Sobre o Fundo PPP-ECOS
O Fundo para Promoção de Paisagens Produtivas Ecossociais é a principal estratégia adotada pelo ISPN, baseada no apoio aos povos, comunidades tradicionais, agricultores familiares e suas organizações. Por meio dele, o ISPN capta e destina recursos a projetos de organizações comunitárias que atuam pela conservação ambiental por meio do uso sustentável dos recursos naturais, gerando benefícios econômicos e sociais.
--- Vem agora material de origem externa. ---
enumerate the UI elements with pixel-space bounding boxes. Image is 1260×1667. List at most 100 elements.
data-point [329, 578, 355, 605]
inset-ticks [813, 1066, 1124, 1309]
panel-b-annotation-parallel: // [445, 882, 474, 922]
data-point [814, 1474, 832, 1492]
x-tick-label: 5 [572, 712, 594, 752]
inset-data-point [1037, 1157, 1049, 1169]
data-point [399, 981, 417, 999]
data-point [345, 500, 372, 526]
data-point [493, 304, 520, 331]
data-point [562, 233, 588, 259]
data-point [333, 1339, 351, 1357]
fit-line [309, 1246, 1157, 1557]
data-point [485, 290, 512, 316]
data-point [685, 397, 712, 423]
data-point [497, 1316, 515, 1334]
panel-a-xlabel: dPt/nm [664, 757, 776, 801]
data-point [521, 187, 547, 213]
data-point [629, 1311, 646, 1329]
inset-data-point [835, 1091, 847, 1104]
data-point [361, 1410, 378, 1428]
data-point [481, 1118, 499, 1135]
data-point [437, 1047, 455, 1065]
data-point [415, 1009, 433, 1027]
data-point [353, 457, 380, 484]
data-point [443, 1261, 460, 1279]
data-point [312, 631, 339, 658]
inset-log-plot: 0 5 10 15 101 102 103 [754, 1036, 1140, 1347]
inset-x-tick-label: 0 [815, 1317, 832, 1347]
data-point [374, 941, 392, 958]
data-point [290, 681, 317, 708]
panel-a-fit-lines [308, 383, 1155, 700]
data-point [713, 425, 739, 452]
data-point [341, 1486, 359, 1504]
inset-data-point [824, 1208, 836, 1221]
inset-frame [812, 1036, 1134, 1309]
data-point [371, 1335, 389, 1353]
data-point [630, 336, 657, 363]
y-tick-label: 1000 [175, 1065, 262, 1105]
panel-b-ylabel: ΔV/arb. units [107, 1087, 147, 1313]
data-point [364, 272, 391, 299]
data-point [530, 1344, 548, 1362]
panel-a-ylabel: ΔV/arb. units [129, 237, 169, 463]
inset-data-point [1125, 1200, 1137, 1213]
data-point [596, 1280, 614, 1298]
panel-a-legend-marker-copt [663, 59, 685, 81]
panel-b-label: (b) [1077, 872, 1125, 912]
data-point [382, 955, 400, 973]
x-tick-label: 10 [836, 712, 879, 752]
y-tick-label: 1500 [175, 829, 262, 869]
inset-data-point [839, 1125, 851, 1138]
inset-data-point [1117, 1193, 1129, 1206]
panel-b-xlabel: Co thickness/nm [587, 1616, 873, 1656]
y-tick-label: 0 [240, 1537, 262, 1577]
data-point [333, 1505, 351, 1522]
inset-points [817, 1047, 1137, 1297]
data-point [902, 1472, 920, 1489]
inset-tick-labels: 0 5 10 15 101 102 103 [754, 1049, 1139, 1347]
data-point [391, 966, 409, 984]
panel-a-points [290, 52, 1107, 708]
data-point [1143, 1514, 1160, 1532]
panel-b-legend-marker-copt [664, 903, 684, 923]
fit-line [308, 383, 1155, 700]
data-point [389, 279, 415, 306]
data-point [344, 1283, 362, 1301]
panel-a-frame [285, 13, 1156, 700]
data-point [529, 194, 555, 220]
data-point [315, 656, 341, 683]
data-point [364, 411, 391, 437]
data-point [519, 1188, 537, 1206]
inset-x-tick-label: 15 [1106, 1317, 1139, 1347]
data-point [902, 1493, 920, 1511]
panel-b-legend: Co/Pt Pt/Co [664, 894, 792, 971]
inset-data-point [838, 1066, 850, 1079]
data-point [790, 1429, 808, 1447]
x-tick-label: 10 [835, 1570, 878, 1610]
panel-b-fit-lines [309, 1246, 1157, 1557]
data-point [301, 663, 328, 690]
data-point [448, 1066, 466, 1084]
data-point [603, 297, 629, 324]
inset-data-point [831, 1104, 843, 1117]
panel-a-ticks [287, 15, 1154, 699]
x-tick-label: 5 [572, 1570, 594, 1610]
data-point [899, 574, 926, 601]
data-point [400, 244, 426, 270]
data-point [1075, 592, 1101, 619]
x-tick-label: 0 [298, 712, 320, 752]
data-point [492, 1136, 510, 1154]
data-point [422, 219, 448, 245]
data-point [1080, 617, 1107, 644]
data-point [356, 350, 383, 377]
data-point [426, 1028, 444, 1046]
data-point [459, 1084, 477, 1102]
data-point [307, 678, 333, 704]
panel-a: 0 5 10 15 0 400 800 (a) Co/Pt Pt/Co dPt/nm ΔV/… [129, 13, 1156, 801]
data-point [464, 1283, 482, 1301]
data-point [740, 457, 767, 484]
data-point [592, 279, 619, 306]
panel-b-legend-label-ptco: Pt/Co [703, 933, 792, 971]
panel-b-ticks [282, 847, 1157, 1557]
Hoje, a carteira de financiadores do PPP-ECOS conta com o Fundo Mundial para o Meio Ambiente (GEF), a Agência dos Estados Unidos para o Desenvolvimento Internacional (Usaid), Agência Norueguesa de Cooperação para o Desenvolvimento (NORAD), Fundo Amazônia/BNDES, União Europeia e Ministério do Meio Ambiente da Alemanha (BMU).
Sobre o ISPN
O ISPN é uma organização da sociedade civil sem fins lucrativos ou econômicos com sede em Brasília, que há 32 anos atua pelo desenvolvimento com equidade social e equilíbrio ambiental, apoiando povos e comunidades tradicionais e agricultores familiares no desenvolvimento de atividades sustentáveis e de estratégias de adaptação às mudanças do clima.